FIGURE 5.3 The color spectrum. When white light is refracted by a prism, it breaks up into various colors. Light of these wavelengths is called the visible spectrum because when photons reach our eyes, our optic nerves send images to our brain that registers as a color. The highest frequency (shortest wavelength) light is violet and the lowest is red. Frequencies higher than violet are in the ultraviolet region. We do not see this light as colored. Frequencies below the red are in the infrared region. We do not see this light as being colored either.
Lower in energy than the red region of visible light is the IR (infrared) region (infra means “below”). When absorbed by matter, this type of light causes bonds between atoms in a molecule to vibrate like two weights on either end of a spring. Every substance absorbs light in the IR region. Taken as a whole, the wavelengths of IR radiation absorbed are different for every substance.

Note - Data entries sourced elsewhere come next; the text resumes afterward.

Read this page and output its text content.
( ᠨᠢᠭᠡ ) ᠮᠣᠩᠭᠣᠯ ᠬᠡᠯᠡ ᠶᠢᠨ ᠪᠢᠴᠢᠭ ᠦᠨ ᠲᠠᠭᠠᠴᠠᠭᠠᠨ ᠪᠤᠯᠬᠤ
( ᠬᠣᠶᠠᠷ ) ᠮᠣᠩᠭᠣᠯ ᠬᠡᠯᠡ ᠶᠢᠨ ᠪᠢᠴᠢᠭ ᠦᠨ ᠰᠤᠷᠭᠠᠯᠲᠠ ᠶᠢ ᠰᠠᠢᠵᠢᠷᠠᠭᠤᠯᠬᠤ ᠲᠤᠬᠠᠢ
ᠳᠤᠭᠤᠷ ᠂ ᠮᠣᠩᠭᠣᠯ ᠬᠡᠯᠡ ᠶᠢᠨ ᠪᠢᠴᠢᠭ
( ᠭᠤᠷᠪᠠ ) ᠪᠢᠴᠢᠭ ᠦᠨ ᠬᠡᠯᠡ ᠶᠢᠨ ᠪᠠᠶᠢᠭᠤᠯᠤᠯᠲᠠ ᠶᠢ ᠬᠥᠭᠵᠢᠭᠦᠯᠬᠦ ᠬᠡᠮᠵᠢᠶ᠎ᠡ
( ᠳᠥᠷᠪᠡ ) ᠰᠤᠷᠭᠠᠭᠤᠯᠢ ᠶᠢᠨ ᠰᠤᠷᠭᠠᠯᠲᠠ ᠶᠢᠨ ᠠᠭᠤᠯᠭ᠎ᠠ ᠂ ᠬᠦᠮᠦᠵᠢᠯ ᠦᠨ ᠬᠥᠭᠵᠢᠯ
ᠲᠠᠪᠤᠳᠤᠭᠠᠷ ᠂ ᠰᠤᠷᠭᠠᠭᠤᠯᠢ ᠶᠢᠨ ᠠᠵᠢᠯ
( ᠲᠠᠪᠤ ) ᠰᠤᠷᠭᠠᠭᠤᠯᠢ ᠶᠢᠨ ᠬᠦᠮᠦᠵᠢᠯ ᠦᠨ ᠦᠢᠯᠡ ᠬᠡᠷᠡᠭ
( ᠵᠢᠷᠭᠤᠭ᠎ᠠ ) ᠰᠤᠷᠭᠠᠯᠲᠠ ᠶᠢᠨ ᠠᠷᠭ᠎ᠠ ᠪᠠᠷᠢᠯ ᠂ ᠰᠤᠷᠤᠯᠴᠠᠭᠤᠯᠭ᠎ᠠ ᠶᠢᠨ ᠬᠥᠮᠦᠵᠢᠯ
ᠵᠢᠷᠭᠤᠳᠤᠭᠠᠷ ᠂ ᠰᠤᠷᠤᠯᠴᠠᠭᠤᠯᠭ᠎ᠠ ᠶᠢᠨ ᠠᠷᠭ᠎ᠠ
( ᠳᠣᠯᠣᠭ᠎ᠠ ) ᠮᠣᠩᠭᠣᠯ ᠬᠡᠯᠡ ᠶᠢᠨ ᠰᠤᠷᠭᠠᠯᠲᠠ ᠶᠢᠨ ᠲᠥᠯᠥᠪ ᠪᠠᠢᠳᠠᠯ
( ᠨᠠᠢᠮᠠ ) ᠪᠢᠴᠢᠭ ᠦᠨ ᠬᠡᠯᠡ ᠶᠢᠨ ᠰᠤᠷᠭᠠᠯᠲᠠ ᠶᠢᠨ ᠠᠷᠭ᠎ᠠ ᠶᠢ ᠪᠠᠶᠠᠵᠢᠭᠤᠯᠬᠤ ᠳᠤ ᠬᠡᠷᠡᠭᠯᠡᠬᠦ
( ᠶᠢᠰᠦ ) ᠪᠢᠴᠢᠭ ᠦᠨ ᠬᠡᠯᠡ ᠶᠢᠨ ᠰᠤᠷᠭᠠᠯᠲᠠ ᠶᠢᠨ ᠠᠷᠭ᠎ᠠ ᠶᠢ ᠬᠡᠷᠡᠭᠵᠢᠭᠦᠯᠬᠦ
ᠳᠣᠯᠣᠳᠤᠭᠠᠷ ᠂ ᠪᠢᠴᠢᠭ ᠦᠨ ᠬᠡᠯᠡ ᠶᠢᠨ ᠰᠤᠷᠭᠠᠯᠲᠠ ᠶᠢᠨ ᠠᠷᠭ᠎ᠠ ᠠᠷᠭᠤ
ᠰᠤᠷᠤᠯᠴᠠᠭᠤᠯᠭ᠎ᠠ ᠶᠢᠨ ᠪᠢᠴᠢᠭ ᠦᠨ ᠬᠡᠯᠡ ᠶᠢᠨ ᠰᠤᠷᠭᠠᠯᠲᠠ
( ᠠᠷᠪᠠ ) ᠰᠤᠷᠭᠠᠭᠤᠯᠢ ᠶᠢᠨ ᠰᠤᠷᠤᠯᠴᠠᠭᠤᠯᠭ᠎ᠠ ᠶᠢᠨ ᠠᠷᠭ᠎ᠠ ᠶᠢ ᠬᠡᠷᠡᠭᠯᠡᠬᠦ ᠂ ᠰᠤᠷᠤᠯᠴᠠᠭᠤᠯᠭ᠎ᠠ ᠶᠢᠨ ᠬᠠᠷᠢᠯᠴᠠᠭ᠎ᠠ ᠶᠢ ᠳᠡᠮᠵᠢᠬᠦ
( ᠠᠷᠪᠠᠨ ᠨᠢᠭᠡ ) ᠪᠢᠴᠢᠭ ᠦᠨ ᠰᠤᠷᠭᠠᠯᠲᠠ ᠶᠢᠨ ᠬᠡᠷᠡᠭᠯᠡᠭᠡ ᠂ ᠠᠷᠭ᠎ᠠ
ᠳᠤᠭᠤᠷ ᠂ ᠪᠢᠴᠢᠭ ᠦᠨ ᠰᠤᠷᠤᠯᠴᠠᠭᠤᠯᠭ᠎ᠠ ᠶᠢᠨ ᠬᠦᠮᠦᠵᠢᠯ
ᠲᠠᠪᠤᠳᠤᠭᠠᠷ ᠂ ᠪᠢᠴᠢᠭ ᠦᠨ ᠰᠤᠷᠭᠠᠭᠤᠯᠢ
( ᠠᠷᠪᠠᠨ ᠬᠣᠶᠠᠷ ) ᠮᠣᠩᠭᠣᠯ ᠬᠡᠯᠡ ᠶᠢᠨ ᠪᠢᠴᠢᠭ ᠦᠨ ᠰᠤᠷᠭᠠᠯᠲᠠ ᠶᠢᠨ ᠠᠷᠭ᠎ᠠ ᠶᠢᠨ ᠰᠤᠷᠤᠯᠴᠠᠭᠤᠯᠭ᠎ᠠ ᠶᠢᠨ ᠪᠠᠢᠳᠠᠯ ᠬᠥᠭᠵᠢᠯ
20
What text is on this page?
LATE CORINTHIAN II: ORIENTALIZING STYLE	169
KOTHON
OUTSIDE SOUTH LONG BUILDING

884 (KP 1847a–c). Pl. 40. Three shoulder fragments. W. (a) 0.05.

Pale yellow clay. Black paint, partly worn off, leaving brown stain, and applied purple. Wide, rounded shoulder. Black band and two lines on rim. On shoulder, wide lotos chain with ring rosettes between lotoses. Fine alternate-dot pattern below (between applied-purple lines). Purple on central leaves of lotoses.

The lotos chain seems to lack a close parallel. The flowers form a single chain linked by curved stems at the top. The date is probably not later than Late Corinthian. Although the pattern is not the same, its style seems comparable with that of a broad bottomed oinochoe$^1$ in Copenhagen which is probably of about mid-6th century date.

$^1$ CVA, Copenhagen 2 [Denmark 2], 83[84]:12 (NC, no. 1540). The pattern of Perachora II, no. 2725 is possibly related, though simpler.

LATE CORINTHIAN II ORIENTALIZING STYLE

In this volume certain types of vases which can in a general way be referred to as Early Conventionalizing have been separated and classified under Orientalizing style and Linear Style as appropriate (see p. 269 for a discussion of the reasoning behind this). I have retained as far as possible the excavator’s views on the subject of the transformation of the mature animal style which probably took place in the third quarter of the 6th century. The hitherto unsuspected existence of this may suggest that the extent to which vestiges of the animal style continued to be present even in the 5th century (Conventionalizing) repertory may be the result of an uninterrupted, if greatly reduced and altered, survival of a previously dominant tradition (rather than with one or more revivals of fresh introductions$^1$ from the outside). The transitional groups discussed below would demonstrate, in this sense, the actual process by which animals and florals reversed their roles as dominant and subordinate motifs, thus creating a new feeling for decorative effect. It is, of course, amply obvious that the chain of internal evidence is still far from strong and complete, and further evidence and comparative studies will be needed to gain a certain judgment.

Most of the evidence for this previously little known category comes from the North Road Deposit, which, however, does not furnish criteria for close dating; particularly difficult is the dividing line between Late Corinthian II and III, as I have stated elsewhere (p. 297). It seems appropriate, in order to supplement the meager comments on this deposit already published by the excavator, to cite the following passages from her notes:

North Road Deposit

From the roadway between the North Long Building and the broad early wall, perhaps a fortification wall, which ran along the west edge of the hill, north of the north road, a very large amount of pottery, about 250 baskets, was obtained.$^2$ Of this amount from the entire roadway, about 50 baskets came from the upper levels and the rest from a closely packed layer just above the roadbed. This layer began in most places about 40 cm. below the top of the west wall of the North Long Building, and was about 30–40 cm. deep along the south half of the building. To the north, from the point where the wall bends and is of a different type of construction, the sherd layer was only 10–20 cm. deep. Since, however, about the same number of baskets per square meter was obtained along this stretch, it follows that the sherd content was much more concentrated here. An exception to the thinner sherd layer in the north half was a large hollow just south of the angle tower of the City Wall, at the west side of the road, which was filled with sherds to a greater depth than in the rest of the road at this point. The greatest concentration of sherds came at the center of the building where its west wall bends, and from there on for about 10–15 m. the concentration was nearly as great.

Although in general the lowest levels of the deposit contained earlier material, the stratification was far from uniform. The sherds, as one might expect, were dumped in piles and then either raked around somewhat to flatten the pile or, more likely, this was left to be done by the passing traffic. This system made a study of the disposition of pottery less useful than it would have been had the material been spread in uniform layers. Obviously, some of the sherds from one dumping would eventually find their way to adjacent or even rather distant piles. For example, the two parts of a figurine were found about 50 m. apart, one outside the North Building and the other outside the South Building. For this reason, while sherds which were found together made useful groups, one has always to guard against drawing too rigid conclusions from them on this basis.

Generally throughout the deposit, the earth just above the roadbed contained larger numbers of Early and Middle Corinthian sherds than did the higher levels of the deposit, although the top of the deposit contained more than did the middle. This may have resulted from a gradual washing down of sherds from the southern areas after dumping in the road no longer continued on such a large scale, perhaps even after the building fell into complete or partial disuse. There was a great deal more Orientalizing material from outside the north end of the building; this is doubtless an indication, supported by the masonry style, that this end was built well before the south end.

This makes it useful as a tool for the identification of a pure substance. The IR region is also very important in the analysis of chemical evidence in forensic science. At still lower frequencies than IR light is the microwave region. These light waves cause molecules to rotate or spin.
At the lowest end of the light spectrum are radio waves. These have very long wavelengths and thus very low frequencies and relatively little energy. Some of these waves are meters long! They carry radio and TV signals. Remember the example of the radio station at 90.5 MHz. Its wavelength is more than 10-feet long! Radio waves are transported through the air to the radio receiver by a carrier wave. This process is called “modulation”. Modulation can be accomplished using either amplitude (AM) or frequency (FM). Once the waves reach the radio receiver, the radio wave and the carrier wave are separated using a process called demodulation. Radio waves are not commonly used in forensic science as analytical tools.